O senhor poderia explicar a diferença entre a excomunhão e o que é chamado de “punições expiatórias”?
Além das censuras que mencionamos, a tradição canônica conhece e prevê outro tipo de punição, as chamadas punições expiatórias, que têm como objetivo específico a expiação do delito. Consequentemente, sua remissão não está ligada apenas ao arrependimento ou à pertinácia do réu (ou seja, à sua obstinação), mas principalmente ao sacrifício pessoal vivido com o propósito de reparação e de correção. Envolvem a privação por um período de tempo estabelecido, indeterminado ou perpétuo de certos direitos que eram desfrutados pelo sujeito (por exemplo, a proibição de exercer ou privação de um cargo ou posição ocupada), sem, no entanto, impedi-lo de ter acesso aos bens espirituais, em particular aos sacramentos.
Nas últimas semanas, muitos artigos da imprensa ofereceram várias interpretações dos procedimentos canônicos relativos aos delitos reservados. O senhor pode explicar quais são esses procedimentos e como são aplicados?
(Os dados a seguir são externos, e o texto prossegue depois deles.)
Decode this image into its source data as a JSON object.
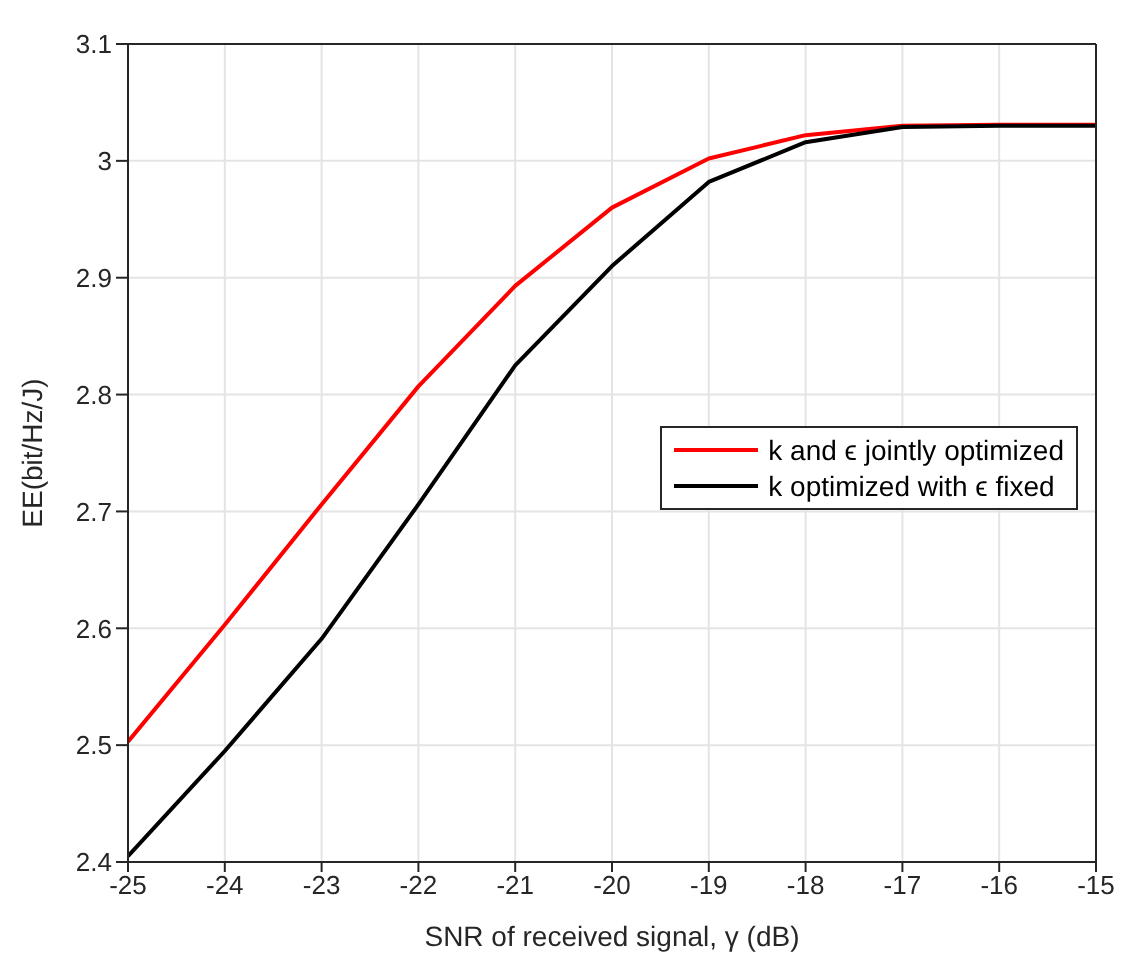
{
  "chart_data": {
    "type": "line",
    "xlabel": "SNR of received signal, γ (dB)",
    "ylabel": "EE(bit/Hz/J)",
    "x": [
      -25,
      -24,
      -23,
      -22,
      -21,
      -20,
      -19,
      -18,
      -17,
      -16,
      -15
    ],
    "series": [
      {
        "name": "k and ϵ jointly optimized",
        "color": "#ff0000",
        "values": [
          2.503,
          2.603,
          2.706,
          2.807,
          2.893,
          2.96,
          3.002,
          3.022,
          3.03,
          3.031,
          3.031
        ]
      },
      {
        "name": "k optimized with ϵ fixed",
        "color": "#000000",
        "values": [
          2.405,
          2.495,
          2.591,
          2.706,
          2.825,
          2.91,
          2.982,
          3.016,
          3.029,
          3.03,
          3.03
        ]
      }
    ],
    "xlim": [
      -25,
      -15
    ],
    "xticks": [
      -25,
      -24,
      -23,
      -22,
      -21,
      -20,
      -19,
      -18,
      -17,
      -16,
      -15
    ],
    "ylim": [
      2.4,
      3.1
    ],
    "yticks": [
      2.4,
      2.5,
      2.6,
      2.7,
      2.8,
      2.9,
      3,
      3.1
    ],
    "grid": true,
    "legend": "right",
    "marker": "none",
    "line_style": "solid"
  }
}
Estamos falando de delitos que, devido à sua gravidade em questões de fé ou de moral, são julgados exclusivamente pelo Dicastério para a Doutrina da Fé. O procedimento seguido pelo Dicastério pode ser de dois tipos: o chamado “administrativo” ou o judicial. No caso do processo administrativo, uma vez concluídos os procedimentos com o Decreto Penal extrajudicial, a pessoa condenada tem a possibilidade de contestar a medida recorrendo ao Colégio de Recurso, especialmente estabelecido no mesmo Dicastério. O decreto desse Colégio é definitivo. Por outro lado, no caso de um processo judicial penal, após a conclusão dos vários níveis de julgamento, a sentença passa em julgado (res iudicata), tornando-se então executória. Em ambos os casos, a pessoa condenada pode solicitar ao Dicastério para a Doutrina da Fé a restitutio in integrum (ou seja, o restabelecimento da sua condição original). Também é possível pedir uma revisão na forma de graça; nesse caso, o procedimento é normalmente realizado pelo Supremo Tribunal da Assinatura Apostólica, mas também pode ser confiado a outros Organismos. Dado o caráter confidencial desse tipo de comunicação, a Secretaria de Estado é responsável por coordenar as várias instâncias e enviar quaisquer decisões para a execução das disposições adotadas.